Llamar simplona y despectivamente «ultraderecha» al fenómeno libertario-conservador es no entender nada, han venido para quedarse
La ciudadanía está harta de que la clase política se preocupe de ella misma y pase de los de abajo, de la poderosísima masa crítica que conforman la clase media y las más empobrecidas, esto es, la absolutísima mayoría de la sociedad. Indignados por que un inmigrante ilegal atesore más derechos y desde luego más ayudas que ellos, de no poder decir lo que les venga en gana, de apoquinar a Hacienda hasta por respirar y de haber visto impotentes cómo el Estado les arrebataba la condición de dueños de la educación de sus vástagos. Trump, Milei, Bolsonaro, Orbán, Kaczynski y Meloni no han llegado por casualidad. El Brexit tampoco representó una deriva del azar. Están en los gobiernos de Finlandia y Suecia, la preocupante AfD es la segunda fuerza en intención de voto de cara a las generales del 23-F en Alemania, han ganado en Austria y les han robado las presidenciales en Rumanía provocando un pollo que reforzará aún más a Georgescu. Salvo sorpresas, Marine Le Pen ocupará El Elíseo en 2027. Y Vox no sólo no ha desaparecido sino que cada día está más fuerte con un Santiago Abascal más sólido discursiva e intelectualmente que nunca.
Llamar simplona y despectivamente «ultraderecha» al fenómeno libertario-conservador es no haber entendido nada.
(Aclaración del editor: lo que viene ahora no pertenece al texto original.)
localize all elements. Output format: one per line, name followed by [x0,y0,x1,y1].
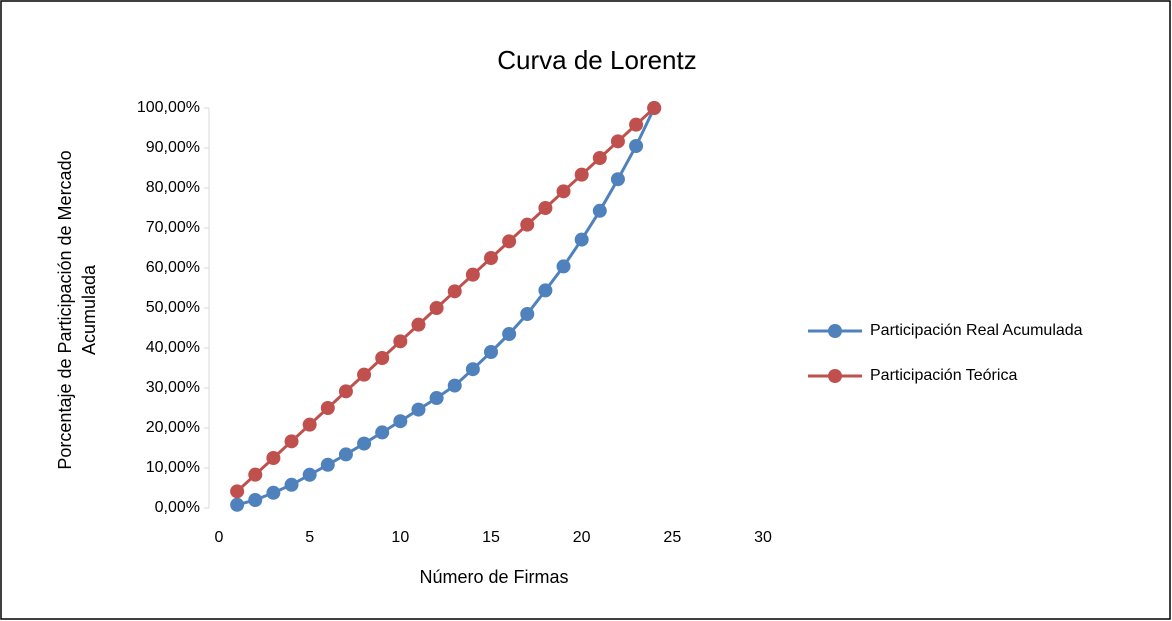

Han venido para quedarse. La única que ha captado el mensaje sin salirse del perímetro racional es Isabel Díaz Ayuso. Y el próximo presidente del Gobierno, Alberto Núñez Feijóo, intuyó hace tiempo que esto es mucho más que una batalla entre una derecha y una izquierda moderadas, tal y como lo concebíamos en Europa y en América desde el fin de la Segunda Guerra Mundial. En su mano está salvar el liberalismo clásico. Al menos, en España.